Yes, you kissed your sister. You didn't know it was wrong, and you stopped. You have now confessed to your parents.

At this point I STRONGLY urge you to stop and think about your next move. Chances are that your sister has no idea what you did to her. On the one hand, people deserve to know what has been done to them, but on the other hand, if you tell her that you used to kiss her in her sleep, she may react VERY badly. You could essentially shatter her sense of trust in you (and in guys in general). Telling her could affect her entire life in that if she can't trust a guy, she may never be able to settle down, and so on. Yes, that's the worst case scenario, but is it worth the risk? Also, your relationship with her will be forever damaged. There may no be getting back to where things were before.

Yes, kids oftentimes do much worse. Kids play doctor. Etc.

I'm a sexual abuse survivor, and if someone kissed me in my sleep, I rather not know. No, I would not want to know. Sometimes ignorance is indeed bliss. While telling your sister may help to un-burden you, in effect you are putting the burden onto her, and in a way this is a bit selfish. I think this is something that you should work through on your own and with your parents. I am glad that your parents are understanding.

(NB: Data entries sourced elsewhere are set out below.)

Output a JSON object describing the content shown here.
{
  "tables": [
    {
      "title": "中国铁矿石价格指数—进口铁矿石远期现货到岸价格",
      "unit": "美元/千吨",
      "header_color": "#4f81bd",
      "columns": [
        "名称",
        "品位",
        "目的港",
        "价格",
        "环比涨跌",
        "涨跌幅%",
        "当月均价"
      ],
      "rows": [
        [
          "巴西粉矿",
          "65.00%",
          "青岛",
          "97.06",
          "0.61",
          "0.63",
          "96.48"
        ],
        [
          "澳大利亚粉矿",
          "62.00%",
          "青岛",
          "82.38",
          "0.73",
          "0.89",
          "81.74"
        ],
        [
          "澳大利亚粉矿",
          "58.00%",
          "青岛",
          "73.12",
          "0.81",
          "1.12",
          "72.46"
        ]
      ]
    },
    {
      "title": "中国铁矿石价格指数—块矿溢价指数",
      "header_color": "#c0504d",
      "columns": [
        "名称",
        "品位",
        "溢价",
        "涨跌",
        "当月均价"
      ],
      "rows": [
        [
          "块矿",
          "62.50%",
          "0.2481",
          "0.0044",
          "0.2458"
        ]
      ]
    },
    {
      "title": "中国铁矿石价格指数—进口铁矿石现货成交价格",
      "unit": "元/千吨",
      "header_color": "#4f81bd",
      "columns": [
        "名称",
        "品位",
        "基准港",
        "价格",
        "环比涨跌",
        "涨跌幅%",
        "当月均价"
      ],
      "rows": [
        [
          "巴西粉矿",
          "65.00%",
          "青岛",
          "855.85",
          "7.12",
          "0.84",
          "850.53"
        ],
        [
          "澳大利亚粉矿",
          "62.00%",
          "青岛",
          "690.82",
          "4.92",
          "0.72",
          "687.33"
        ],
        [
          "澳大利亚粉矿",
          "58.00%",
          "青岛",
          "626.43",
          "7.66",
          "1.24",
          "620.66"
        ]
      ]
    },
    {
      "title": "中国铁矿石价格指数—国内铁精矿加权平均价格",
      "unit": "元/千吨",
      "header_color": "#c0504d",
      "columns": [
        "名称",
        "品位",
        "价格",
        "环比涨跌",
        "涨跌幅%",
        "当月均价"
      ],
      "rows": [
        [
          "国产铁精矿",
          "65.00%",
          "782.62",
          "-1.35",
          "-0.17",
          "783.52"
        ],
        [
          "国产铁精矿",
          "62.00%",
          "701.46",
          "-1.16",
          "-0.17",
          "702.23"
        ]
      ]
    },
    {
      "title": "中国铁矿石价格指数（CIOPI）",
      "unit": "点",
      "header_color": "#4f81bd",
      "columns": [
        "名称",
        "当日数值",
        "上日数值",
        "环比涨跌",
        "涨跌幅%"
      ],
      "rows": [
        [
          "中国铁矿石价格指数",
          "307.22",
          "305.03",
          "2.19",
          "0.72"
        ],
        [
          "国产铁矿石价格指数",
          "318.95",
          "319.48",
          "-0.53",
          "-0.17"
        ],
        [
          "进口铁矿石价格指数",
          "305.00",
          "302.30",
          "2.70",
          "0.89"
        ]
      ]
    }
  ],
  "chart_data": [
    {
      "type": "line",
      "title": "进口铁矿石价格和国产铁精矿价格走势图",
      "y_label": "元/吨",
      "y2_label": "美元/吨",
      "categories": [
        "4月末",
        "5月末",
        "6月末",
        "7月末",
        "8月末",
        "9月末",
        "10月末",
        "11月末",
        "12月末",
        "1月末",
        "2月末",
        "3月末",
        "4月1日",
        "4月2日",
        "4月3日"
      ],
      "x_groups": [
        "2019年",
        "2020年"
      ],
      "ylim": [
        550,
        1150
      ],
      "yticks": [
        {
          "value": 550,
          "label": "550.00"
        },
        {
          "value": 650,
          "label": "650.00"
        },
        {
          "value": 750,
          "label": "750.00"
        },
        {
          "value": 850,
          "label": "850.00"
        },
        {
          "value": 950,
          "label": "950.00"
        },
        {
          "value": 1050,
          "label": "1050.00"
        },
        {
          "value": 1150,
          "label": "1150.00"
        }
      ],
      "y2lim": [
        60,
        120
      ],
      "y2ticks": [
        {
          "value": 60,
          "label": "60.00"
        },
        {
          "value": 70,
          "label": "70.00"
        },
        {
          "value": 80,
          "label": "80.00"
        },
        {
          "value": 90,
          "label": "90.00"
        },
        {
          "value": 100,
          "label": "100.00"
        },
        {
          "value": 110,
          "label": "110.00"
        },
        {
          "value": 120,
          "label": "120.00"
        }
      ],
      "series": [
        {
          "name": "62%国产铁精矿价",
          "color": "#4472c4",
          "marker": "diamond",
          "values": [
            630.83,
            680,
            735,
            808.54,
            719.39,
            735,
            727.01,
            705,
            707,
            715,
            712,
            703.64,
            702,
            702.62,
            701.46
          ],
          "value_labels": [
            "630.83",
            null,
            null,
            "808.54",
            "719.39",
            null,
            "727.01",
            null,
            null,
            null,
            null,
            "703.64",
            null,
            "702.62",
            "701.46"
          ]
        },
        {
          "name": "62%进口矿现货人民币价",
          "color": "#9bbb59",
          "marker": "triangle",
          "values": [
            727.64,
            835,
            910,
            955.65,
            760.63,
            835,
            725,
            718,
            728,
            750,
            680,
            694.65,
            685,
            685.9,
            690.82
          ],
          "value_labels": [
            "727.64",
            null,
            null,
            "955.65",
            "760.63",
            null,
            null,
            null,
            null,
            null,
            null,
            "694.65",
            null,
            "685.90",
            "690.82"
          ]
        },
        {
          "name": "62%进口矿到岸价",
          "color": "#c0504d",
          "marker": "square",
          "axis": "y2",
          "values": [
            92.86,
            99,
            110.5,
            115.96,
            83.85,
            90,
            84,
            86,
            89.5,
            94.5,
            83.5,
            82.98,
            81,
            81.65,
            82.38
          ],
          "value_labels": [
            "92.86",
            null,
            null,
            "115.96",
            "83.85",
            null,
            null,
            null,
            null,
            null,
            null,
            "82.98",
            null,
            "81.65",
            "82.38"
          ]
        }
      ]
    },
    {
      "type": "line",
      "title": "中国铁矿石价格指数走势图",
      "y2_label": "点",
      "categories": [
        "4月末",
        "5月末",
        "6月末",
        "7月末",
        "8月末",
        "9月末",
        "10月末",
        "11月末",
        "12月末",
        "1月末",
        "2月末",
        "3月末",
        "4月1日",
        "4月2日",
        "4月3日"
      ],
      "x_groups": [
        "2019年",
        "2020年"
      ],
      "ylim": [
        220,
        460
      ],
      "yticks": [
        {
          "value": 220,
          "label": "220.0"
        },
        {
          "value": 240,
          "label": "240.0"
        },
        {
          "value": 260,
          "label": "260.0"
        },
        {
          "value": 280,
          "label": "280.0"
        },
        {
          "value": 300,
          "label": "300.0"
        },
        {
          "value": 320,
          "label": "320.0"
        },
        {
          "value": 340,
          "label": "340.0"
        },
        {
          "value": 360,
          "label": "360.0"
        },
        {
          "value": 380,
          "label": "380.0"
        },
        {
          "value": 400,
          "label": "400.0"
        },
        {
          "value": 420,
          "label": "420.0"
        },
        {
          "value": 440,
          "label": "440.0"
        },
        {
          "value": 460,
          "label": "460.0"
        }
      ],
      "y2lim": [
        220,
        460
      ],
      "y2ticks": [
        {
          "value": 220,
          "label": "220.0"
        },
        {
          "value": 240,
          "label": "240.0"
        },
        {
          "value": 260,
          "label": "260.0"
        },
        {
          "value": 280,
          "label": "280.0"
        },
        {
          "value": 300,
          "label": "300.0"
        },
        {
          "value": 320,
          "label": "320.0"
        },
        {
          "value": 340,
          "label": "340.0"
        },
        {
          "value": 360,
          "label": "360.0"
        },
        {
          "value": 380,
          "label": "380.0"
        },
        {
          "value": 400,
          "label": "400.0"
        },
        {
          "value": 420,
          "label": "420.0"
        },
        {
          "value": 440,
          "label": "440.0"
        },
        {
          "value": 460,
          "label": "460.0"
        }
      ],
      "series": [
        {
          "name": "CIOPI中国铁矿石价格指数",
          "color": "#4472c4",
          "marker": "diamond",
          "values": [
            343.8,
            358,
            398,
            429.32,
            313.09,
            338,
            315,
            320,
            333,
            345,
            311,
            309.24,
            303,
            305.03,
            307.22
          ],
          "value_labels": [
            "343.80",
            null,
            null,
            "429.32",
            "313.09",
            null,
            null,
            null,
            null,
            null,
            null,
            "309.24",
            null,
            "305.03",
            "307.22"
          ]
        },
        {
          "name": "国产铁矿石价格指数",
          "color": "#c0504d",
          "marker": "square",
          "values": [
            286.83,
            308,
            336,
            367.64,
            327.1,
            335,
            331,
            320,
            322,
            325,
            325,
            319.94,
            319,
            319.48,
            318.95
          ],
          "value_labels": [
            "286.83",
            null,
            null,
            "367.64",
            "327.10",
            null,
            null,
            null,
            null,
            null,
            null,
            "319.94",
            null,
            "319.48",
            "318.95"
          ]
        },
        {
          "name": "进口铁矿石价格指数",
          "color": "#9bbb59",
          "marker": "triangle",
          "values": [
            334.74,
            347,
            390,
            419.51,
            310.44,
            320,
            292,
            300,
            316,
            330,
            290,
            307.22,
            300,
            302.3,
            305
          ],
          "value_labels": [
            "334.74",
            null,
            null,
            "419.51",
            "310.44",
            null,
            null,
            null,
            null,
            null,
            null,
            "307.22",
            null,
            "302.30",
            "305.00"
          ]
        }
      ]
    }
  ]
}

Some may say that I'm advocating that you hide the truth from your sister. But again, its not about simply hiding the truth. Its about not putting your sister in a bad place. Its about not turning her into a victim. Its about not making her feel confused, upset, ashamed, guilty, and so on.

I am also cautioning you about seeking out therapy for this as if you end up in the hands of a crusader therapist, he/she would feel obligated....or possibly in their eyes, legally bound to report this incident to social services. You may be removed from the home, it could tear your family apart and so on. Some may disagree with me, however, in our current social environment, reports like these are taken very seriously. (Heck, in my state, parents are being arrested for letting their kids go to the park!....In other words, social services sometimes acts with a very heavy hand and does more damage than good.) I'm not saying "don't seek out therapy" rather I'm saying that there are mandatory reporting laws and if a therapist feels that you are in any way an ongoing safety threat to your sister (even if you are not), the therapist is legally bound to report this to the authorities/social services.

Its a tough thing to navigate through as you have a number of things to consider in all of this, some of which are compounded by the fact that you're still a minor living at home. I wish you the best.